Artiste Dan Daw (middle) in a post-show discussion with Dr Ambika Kameshwar (second from left) in Chennai

Artiste Dan Daw (middle) in a post-show discussion with Dr Ambika Kameshwar (second from left) in Chennai

Although clear that dance therapy was the broader understanding of inclusive dance practice, there was a sense of wanting to move beyond the notion that dance for disabled people was simply to ‘fix’ them.

How did our audiences respond? Our performance sparked debate and raised some interesting and key questions from within the Chennai, Kolkata and Delhi audiences and arts communities about how a cultural shift might be able to occur to allow perceptions to expand.
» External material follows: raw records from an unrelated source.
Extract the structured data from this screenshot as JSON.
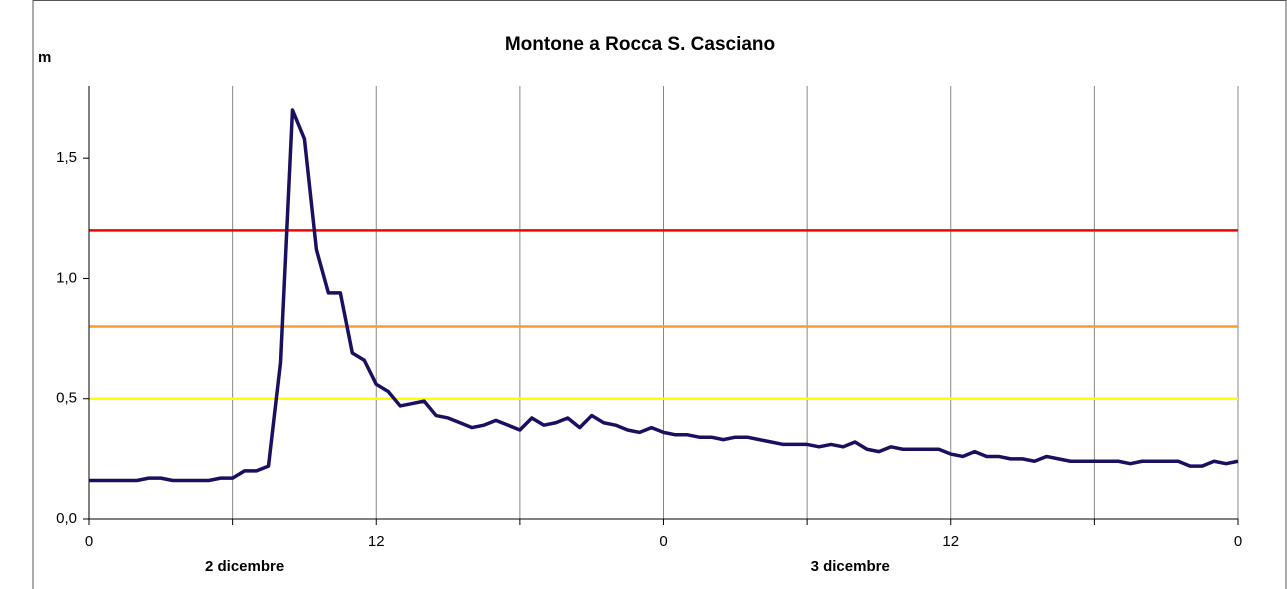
{
  "chart_data": {
    "type": "line",
    "title": "Montone a Rocca S. Casciano",
    "y_label": "m",
    "x": [
      0,
      0.5,
      1,
      1.5,
      2,
      2.5,
      3,
      3.5,
      4,
      4.5,
      5,
      5.5,
      6,
      6.5,
      7,
      7.5,
      8,
      8.5,
      9,
      9.5,
      10,
      10.5,
      11,
      11.5,
      12,
      12.5,
      13,
      13.5,
      14,
      14.5,
      15,
      15.5,
      16,
      16.5,
      17,
      17.5,
      18,
      18.5,
      19,
      19.5,
      20,
      20.5,
      21,
      21.5,
      22,
      22.5,
      23,
      23.5,
      24,
      24.5,
      25,
      25.5,
      26,
      26.5,
      27,
      27.5,
      28,
      28.5,
      29,
      29.5,
      30,
      30.5,
      31,
      31.5,
      32,
      32.5,
      33,
      33.5,
      34,
      34.5,
      35,
      35.5,
      36,
      36.5,
      37,
      37.5,
      38,
      38.5,
      39,
      39.5,
      40,
      40.5,
      41,
      41.5,
      42,
      42.5,
      43,
      43.5,
      44,
      44.5,
      45,
      45.5,
      46,
      46.5,
      47,
      47.5,
      48
    ],
    "series": [
      {
        "color": "#1a1060",
        "values": [
          0.16,
          0.16,
          0.16,
          0.16,
          0.16,
          0.17,
          0.17,
          0.16,
          0.16,
          0.16,
          0.16,
          0.17,
          0.17,
          0.2,
          0.2,
          0.22,
          0.65,
          1.7,
          1.58,
          1.12,
          0.94,
          0.94,
          0.69,
          0.66,
          0.56,
          0.53,
          0.47,
          0.48,
          0.49,
          0.43,
          0.42,
          0.4,
          0.38,
          0.39,
          0.41,
          0.39,
          0.37,
          0.42,
          0.39,
          0.4,
          0.42,
          0.38,
          0.43,
          0.4,
          0.39,
          0.37,
          0.36,
          0.38,
          0.36,
          0.35,
          0.35,
          0.34,
          0.34,
          0.33,
          0.34,
          0.34,
          0.33,
          0.32,
          0.31,
          0.31,
          0.31,
          0.3,
          0.31,
          0.3,
          0.32,
          0.29,
          0.28,
          0.3,
          0.29,
          0.29,
          0.29,
          0.29,
          0.27,
          0.26,
          0.28,
          0.26,
          0.26,
          0.25,
          0.25,
          0.24,
          0.26,
          0.25,
          0.24,
          0.24,
          0.24,
          0.24,
          0.24,
          0.23,
          0.24,
          0.24,
          0.24,
          0.24,
          0.22,
          0.22,
          0.24,
          0.23,
          0.24
        ]
      }
    ],
    "thresholds": [
      {
        "value": 1.2,
        "color": "#ff0000"
      },
      {
        "value": 0.8,
        "color": "#ff9933"
      },
      {
        "value": 0.5,
        "color": "#ffff00"
      }
    ],
    "xlim": [
      0,
      48
    ],
    "xticks": [
      0,
      12,
      {
        "value": 24,
        "label": "0"
      },
      {
        "value": 36,
        "label": "12"
      },
      {
        "value": 48,
        "label": "0"
      }
    ],
    "xminorticks": [
      6,
      18,
      30,
      42
    ],
    "x_annotations": [
      {
        "text": "2 dicembre",
        "x": 6.5
      },
      {
        "text": "3 dicembre",
        "x": 31.8
      }
    ],
    "ylim": [
      0,
      1.8
    ],
    "yticks": [
      {
        "value": 0,
        "label": "0,0"
      },
      {
        "value": 0.5,
        "label": "0,5"
      },
      {
        "value": 1,
        "label": "1,0"
      },
      {
        "value": 1.5,
        "label": "1,5"
      }
    ],
    "grid": true
  }
}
As an artist and producer, I am interested in the traces my practice leaves behind; the ripples that remain long after the pool closes.

Studies For C in Delhi

Studies For C in Delhi

It is my hope, rather than expectation, that these traces provoke a shift in artistic and social consciousness.

How do we, as foreign artists, facilitate this shift in artistic and social consciousness?
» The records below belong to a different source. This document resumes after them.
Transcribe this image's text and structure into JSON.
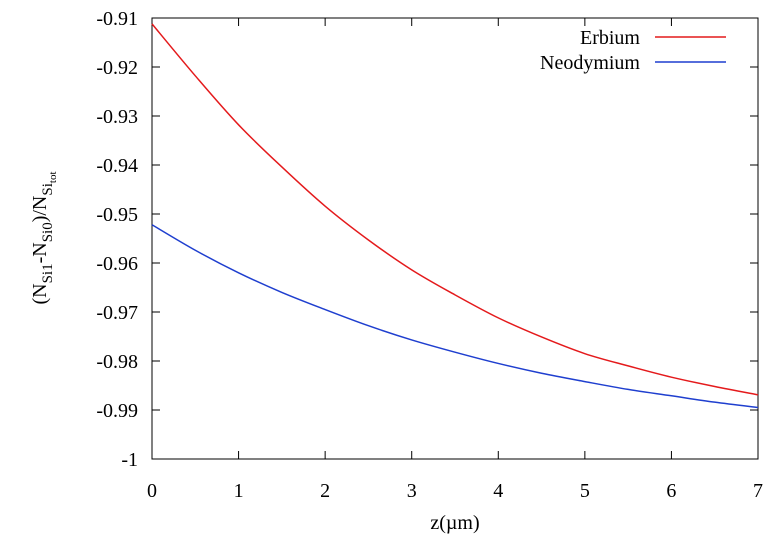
{
  "chart_data": {
    "type": "line",
    "xlabel": "z(µm)",
    "ylabel": {
      "open": "(N",
      "sub1": "Si1",
      "dash": "-N",
      "sub2": "Si0",
      "slash": ")/N",
      "sub3": "Si",
      "subsub3": "tot"
    },
    "xlim": [
      0,
      7
    ],
    "ylim": [
      -1,
      -0.91
    ],
    "xticks": [
      0,
      1,
      2,
      3,
      4,
      5,
      6,
      7
    ],
    "yticks": [
      -1,
      -0.99,
      -0.98,
      -0.97,
      -0.96,
      -0.95,
      -0.94,
      -0.93,
      -0.92,
      -0.91
    ],
    "xtick_labels": [
      "0",
      "1",
      "2",
      "3",
      "4",
      "5",
      "6",
      "7"
    ],
    "ytick_labels": [
      "-1",
      "-0.99",
      "-0.98",
      "-0.97",
      "-0.96",
      "-0.95",
      "-0.94",
      "-0.93",
      "-0.92",
      "-0.91"
    ],
    "grid": false,
    "legend_position": "top-right",
    "series": [
      {
        "name": "Erbium",
        "color": "#e41a1c",
        "x": [
          0,
          0.5,
          1,
          1.5,
          2,
          2.5,
          3,
          3.5,
          4,
          4.5,
          5,
          5.5,
          6,
          6.5,
          7
        ],
        "y": [
          -0.9112,
          -0.9218,
          -0.9318,
          -0.9404,
          -0.9484,
          -0.9553,
          -0.9614,
          -0.9665,
          -0.9712,
          -0.9751,
          -0.9785,
          -0.981,
          -0.9833,
          -0.9852,
          -0.9869
        ]
      },
      {
        "name": "Neodymium",
        "color": "#1f3fcf",
        "x": [
          0,
          0.5,
          1,
          1.5,
          2,
          2.5,
          3,
          3.5,
          4,
          4.5,
          5,
          5.5,
          6,
          6.5,
          7
        ],
        "y": [
          -0.9522,
          -0.9574,
          -0.962,
          -0.966,
          -0.9695,
          -0.9728,
          -0.9757,
          -0.9782,
          -0.9805,
          -0.9825,
          -0.9842,
          -0.9858,
          -0.9871,
          -0.9884,
          -0.9895
        ]
      }
    ]
  }
}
In 10 days it is impossible to know what this shift is, let alone how to facilitate it, but with the foundation a series of performances, post-show discussions, press engagements and community workshops provides, a structure can now be built and I suspect construction will begin soon.

 

About Dan Daw:

Dan Daw

Dan Daw

Dan danced with Candoco for four years from 2010 until 2014 and worked as Assistant Creative Producer in 2013. He still performs with the company in Studies for C and Imperfect Storm.

He completed a Bachelor of Creative Arts at the Flinders University Drama Centre in 2004. And joined Restless Dance Company in 2002, performing in works by Ingrid Voorendt, Kat Worth, Daisy Brown, Michael Whaites, Garry Stewart, and Billie Cook.

In early 2006, Dan danced with UK company FRONTLINE dance in their 5th Anniversary Tour and in 2007 he performed with Scottish Dance Theatre as Guest Dancer in Adam Benjamin’s Angels of Incidence for their Spring Tour. In 2007/2008, Dan worked with Kate Champion’s Force Majeure performing in The Age I’m In for the 2008 Sydney and Adelaide Festivals.